Google is to invest in wireless connectivity in Sub-Saharan Africa, according to a report, and is currently engaged in a series of discussions with regulators in Kenya and South Africa.

The Wall Street Journal (WSJ) reports the search engine giant is looking to build and run wireless networks in developing countries, aimed at connecting more people to the internet.

Google is also pursuing a similar strategy in Southeast Asia, with people familiar with the strategy telling the WSJ Google will be teaming up with telecoms firms to develop the networks.

The company’s move is guided by the reasoning that consumption of information catapults economies up the value chain, and with the necessary resources developing countries could manage to build infrastructure and put in place the relevant regulatory framework.

Google will this week hold a two-day meeting with a number of developers in Dakar, Senegal.

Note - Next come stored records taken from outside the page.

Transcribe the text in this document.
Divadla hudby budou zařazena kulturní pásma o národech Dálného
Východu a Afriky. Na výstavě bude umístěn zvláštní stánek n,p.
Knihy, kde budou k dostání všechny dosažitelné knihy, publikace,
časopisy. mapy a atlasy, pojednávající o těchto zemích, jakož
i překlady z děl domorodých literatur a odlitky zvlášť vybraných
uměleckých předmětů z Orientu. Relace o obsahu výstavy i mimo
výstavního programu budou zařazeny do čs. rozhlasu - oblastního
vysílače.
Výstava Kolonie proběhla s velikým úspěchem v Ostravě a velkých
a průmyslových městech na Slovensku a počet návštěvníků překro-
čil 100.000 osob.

In a recent post, Google chairman Eric Schmidt projected the entire world would be online by 2020, with Africa currently among the lowest regions in terms of internet penetration.

“For every person online, there are two who are not. By the end of the decade, everyone on Earth will be connected,” Schmidt said on his Google+ page.

The WSJ further reports the search giant is lobbying regulators in the respective countries to release spectrum reserved for television broadcast, while also working on high-altitude platforms in the form of blimps, to transmit signals.